My colleague ICLE President Sue Gendron and I answered that question from both the teacher and administrator perspective during a webinar hosted by Education Week entitled “How ESSA Affects YOU: Shifting Focus to Support Today’s Educators.”
So how does this shift impact K-12 teachers?
What Is ESSA’s New Definition of Professional Development?
Signed in 2015, ESSA is a U.S. federal law governing K-12 education policy. Among many other components, the law provides a revamped definition of the term professional development.
As I pointed out during the webinar, ESSA now characterizes professional development as:
- an integral part of all of a school and district’s strategies for improving student outcomes;
- a way to focus on challenging education standards in an equitable and inclusive model that meets students’ academic, social-emotional, and physical development needs;
- a sustained effort in a continuous cycle with the familiar steps of learn, plan, do, assess, modify, repeat;
How Does This Shift Affect Teachers?
The shift in focus to professional development helps demonstrate how teachers make the most significant impact on student achievement.

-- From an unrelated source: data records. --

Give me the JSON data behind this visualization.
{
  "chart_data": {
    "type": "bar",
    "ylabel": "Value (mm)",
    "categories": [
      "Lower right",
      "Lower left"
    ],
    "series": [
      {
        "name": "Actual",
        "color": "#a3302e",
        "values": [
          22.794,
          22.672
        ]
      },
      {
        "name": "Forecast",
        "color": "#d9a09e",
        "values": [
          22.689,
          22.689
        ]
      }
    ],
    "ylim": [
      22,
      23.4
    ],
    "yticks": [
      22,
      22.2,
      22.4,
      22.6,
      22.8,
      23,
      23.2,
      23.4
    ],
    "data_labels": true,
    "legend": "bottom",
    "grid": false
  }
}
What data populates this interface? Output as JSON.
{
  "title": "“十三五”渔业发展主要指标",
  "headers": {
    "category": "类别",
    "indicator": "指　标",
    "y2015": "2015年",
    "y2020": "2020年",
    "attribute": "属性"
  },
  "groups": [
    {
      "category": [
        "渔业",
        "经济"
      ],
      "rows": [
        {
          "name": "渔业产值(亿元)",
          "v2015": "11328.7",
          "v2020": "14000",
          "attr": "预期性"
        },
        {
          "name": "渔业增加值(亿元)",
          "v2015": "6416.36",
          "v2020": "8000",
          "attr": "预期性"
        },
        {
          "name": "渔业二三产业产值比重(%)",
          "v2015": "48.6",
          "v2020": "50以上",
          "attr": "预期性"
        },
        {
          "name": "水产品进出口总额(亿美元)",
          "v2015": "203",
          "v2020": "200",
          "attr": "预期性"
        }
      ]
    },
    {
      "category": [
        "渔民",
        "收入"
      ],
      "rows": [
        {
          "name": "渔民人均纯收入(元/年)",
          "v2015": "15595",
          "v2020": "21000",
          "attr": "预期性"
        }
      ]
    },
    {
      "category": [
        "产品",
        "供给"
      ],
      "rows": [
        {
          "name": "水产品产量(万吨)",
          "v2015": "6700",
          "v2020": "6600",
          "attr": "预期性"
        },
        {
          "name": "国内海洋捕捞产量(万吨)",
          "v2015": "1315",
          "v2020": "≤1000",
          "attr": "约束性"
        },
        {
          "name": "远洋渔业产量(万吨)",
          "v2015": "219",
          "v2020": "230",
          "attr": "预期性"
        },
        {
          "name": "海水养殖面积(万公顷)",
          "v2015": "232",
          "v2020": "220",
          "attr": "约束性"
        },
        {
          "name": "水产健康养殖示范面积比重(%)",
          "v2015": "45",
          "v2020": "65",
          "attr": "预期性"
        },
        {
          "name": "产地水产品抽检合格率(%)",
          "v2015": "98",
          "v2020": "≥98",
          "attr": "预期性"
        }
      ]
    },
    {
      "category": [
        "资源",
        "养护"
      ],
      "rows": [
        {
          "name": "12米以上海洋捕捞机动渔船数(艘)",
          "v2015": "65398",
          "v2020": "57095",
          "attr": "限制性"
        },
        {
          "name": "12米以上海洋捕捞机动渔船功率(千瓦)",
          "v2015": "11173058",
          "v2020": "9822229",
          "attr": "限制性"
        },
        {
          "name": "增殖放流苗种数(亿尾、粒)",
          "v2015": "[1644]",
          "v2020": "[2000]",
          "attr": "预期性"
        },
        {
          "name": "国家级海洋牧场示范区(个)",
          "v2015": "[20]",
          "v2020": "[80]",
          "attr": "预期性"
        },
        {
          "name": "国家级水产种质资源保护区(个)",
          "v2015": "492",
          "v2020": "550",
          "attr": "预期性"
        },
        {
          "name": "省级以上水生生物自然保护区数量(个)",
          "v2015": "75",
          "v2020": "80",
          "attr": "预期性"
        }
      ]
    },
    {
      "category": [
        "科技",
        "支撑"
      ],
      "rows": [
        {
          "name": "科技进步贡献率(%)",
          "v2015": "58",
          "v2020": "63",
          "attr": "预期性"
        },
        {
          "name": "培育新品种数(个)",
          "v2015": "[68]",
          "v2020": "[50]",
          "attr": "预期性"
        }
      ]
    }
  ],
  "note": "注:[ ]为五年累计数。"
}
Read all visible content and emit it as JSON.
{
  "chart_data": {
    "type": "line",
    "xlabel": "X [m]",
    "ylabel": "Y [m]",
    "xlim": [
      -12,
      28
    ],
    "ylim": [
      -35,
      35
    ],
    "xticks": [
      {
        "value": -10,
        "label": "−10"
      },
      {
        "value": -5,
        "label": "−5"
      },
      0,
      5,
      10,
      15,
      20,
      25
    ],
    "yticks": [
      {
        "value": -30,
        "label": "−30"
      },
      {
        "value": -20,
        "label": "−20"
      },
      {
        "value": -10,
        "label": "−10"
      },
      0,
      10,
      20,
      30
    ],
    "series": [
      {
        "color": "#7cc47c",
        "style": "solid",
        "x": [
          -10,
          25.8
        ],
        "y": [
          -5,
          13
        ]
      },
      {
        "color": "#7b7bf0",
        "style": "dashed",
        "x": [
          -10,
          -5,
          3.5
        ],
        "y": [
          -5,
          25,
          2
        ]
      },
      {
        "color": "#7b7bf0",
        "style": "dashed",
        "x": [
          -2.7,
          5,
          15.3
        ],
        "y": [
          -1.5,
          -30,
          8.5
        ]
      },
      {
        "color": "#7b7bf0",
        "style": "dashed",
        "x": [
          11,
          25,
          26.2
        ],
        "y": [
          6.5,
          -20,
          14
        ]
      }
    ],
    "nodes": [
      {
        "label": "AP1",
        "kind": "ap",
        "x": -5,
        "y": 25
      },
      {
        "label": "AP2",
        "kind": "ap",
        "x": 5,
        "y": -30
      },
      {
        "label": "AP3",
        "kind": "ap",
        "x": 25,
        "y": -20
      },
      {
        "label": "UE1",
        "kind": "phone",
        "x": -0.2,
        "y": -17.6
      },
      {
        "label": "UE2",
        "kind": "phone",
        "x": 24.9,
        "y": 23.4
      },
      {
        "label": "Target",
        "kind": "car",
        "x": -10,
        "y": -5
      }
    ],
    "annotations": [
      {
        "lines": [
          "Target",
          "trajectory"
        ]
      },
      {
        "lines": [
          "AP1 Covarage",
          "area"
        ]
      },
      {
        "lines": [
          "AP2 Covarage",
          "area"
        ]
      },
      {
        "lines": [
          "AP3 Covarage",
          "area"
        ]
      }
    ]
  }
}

Evidence on the positive effects teachers have on student outcomes—both academic and social-emotional—continues to grow.
For example, expert Deborah Ball, an education professor at the University of Michigan, explains that the decisions teachers make—whom to call on, for instance, and what examples to use during class discussions—can at times be complex: “These decisions have to be made in the moment, while also monitoring the entire class for understanding, behavior, and engagement.”
As a result of the ESSA changes and given their important roles in shaping students’ lives, teachers are now being encouraged to:
- advocate for more personalized professional learning that focuses on understanding student learning;
- deepen subject matter knowledge;
- use differentiated effective instructional strategies;
- integrate instruction seamlessly.
ESSA also prioritizes funding support for professional development. In our webinar, I specifically pointed to Title IV, which emphasizes the use of data and technology to improve instruction in 21st-century schools.